I went somewhere wrong or I misunderstood.

\(\displaystyle \int \dfrac{3}{1 + 2\sqrt{x}} dx.\) This is the original problem.

\(\displaystyle u = 1 + 2\sqrt{x} = 1 + 2x^{(1/2)} \implies \dfrac{du}{dx} = 0 + \frac{1}{2} * 2x^{\{(1/2) - 1\}} = x^{-(1/2)} = \dfrac{1}{\sqrt{x}} \implies dx = \sqrt{x} * du.\) Do you see how daon got here?

\(\displaystyle u = 1 + 2\sqrt{x} \implies u - 1 = 2\sqrt{x} \implies \sqrt{x} = \dfrac{u - 1}{2} \implies dx = \dfrac{u - 1}{2} * du.\)

Do you see how we get here?

You can now replace the function in x with the corresponding function in u AND replace dx with its equivalent in terms of du. This is the whole point of u-substitution, replace the function in x and dx with a function in u and du.

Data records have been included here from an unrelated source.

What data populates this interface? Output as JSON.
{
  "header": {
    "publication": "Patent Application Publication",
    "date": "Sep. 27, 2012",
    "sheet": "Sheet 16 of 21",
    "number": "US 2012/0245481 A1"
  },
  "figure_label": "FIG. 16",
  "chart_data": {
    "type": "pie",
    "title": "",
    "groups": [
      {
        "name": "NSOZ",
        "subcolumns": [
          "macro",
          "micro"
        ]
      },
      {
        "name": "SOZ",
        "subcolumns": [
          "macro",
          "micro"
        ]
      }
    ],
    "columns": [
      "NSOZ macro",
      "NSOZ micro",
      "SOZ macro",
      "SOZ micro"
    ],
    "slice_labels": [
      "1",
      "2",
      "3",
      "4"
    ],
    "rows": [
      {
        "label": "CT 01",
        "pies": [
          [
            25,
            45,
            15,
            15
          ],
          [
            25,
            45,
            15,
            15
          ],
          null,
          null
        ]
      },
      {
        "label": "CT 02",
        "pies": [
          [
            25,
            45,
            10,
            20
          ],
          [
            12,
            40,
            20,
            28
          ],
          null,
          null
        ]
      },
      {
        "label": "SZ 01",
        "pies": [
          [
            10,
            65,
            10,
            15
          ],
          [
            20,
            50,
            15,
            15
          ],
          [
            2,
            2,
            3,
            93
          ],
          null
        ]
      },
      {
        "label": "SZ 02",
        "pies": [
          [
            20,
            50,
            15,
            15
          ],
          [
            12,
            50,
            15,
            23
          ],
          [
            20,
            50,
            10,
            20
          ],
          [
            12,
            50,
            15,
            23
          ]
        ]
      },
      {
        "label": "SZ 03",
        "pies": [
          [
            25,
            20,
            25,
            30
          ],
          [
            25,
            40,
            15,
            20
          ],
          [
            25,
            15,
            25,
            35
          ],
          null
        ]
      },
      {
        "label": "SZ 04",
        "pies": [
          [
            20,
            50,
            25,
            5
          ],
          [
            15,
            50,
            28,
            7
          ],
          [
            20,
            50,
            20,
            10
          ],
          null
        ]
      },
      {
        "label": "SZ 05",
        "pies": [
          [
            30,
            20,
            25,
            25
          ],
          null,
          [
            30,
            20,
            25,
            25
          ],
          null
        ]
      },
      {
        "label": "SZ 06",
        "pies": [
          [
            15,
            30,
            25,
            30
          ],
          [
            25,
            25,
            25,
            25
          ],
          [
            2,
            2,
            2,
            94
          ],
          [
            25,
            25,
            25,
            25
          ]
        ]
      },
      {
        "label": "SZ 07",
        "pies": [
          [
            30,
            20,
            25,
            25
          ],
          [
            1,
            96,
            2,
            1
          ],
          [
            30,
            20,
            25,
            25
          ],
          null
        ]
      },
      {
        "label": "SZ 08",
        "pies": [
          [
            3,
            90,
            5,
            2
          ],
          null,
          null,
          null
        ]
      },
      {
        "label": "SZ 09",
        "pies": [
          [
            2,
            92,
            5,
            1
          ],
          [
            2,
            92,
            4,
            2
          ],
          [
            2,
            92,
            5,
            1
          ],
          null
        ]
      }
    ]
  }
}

\(\displaystyle \int \dfrac{3}{1 + 2\sqrt{x}} dx = \int \dfrac{3}{u} * \dfrac{u - 1}{2} du = \dfrac{3}{2}\int \left(1 - \dfrac{1}{u}\right)du.\)

Proceed

 

[pinkcrushin22]

\(\displaystyle \int \dfrac{3}{1 + 2\sqrt{x}} dx.\) This is the original problem.

\(\displaystyle u = 1 + 2\sqrt{x} = 1 + 2x^{(1/2)} \implies \dfrac{du}{dx} = 0 + \frac{1}{2} * 2x^{\{(1/2) - 1\}} = x^{-(1/2)} = \dfrac{1}{\sqrt{x}} \implies dx = \sqrt{x} * du.\) Do you see how daon got here?

\(\displaystyle u = 1 + 2\sqrt{x} \implies u - 1 = 2\sqrt{x} \implies \sqrt{x} = \dfrac{u - 1}{2} \implies dx = \dfrac{u - 1}{2} * du.\)

Do you see how we get here?

You can now replace the function in x with the corresponding function in u AND replace dx with its equivalent in terms of du. This is the whole point of u-substitution, replace the function in x and dx with a function in u and du.

\(\displaystyle \int \dfrac{3}{1 + 2\sqrt{x}} dx = \int \dfrac{3}{u} * \dfrac{u - 1}{2} du = \dfrac{3}{2}\int \left(1 - \dfrac{1}{u}\right)du.\)

Proceed

I got how daon got there its was after that. Thank you now I get it!!!!!